Lalu saya teringat diktum dalam cerita. Karakter takkan pernah (atau “tak boleh”) berada dalam situasi nyaman berkepanjangan. Agar tidak jatuh kita harus mengayuh, kata Einstein yang mengumpamakan hidup seperti bersepeda. “Dan siapa yang mau melintas di jalur itu-itu saja!” kata Gagli seperti memotong solilokui saya. “Aku,” Gagli menerawang ke pohon-pohon maple yang rimbun di musim panas, “kalau tumbuh di negerimu belum tentu bekerja di hotel seperti ini, sebagaimana kamu kalau tinggal di Azerbaijan bisa saja kamu menjadi abdi negara yang menyebalkan. Tapi siapa bisa mundur ke belakang. Sampai di sini, imajinasi adalah alat terbaik untuk mengalami. Yang bijak akan beroleh pelajaran, yang kekanak-kanakan akan merutuk berkepanjangan.”

“Apa yang kausesali dalam hidupmu?” Saya mungkin terdengar sok tahu. Tapi … saya yakin, ia tahu kalau saya sedang merasakan ratapannya.

“Aku ingin membaca lebih banyak buku.
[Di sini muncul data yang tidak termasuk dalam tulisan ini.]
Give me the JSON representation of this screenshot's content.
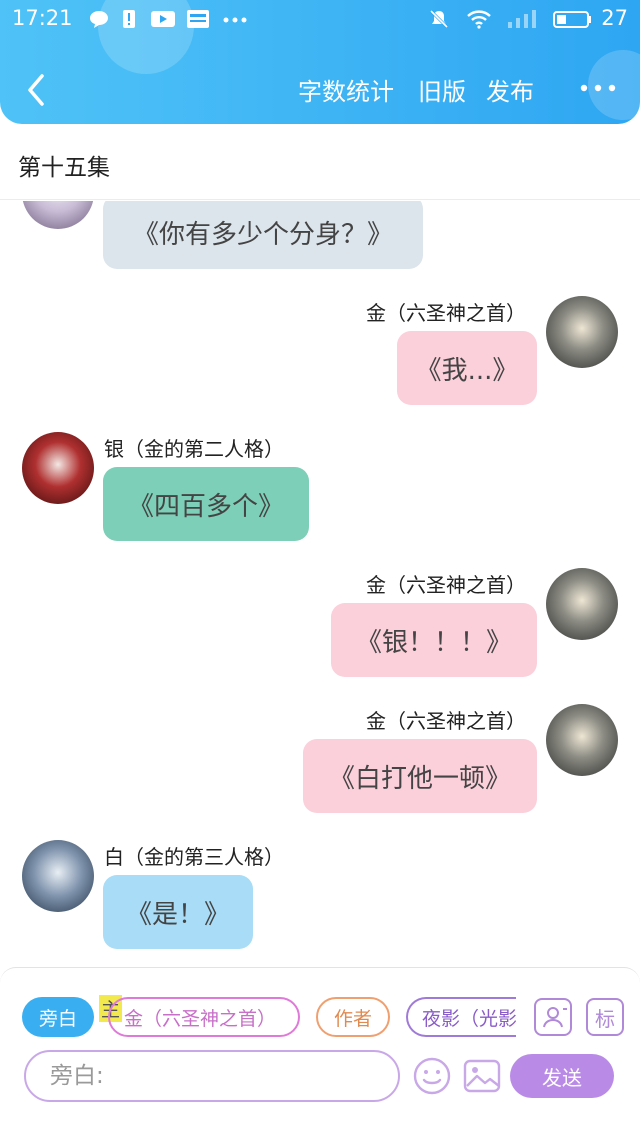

Menulis banyak pepatah. Ini karena, setiap kali pulang ke Yanar Dag, aku kerap ditanya banyak urusan oleh sanak kerabatku.”

“Lalu?”

“Kamu tahu, setelah kita makin banyak tahu, urusannya bakal panjang? Setidaknya bagi kami. Makin banyak tahu, membuat tanggung jawab bertambah. Apa itu? Tahu itu harus diiringi tindakan. Previlege to know artinya have duty to act! Bukan sekadar bicara, apalagi diam saja!”

Dalam versi lain, saya mendengar, selisih antara potensi dan amal sama dengan dosa. Tapi ternyata Gagli bukan ingin mengatakan itu. Atau setidaknya bukan hanya ingin mengatakan itu, melainkan, “Pengetahuan itu bukan diukur dengan menunjukkannya, tapi dengan kemampuan untuk mengubah.” Lalu ia mengaitkan Azerbaijan yang belajar dari Rusia dan Inggris yang silih berganti menanamkan pengaruh cukup besar setelah mereka lepas dari Persia. “Kami tidak akan menjadi negara yang stabil kalau tidak berhasil memerah semua luka-luka hingga darahnya mengering. Menyisakannya akan membuat infeksi, busuk, dan membuat derita yang berkepanjangan.”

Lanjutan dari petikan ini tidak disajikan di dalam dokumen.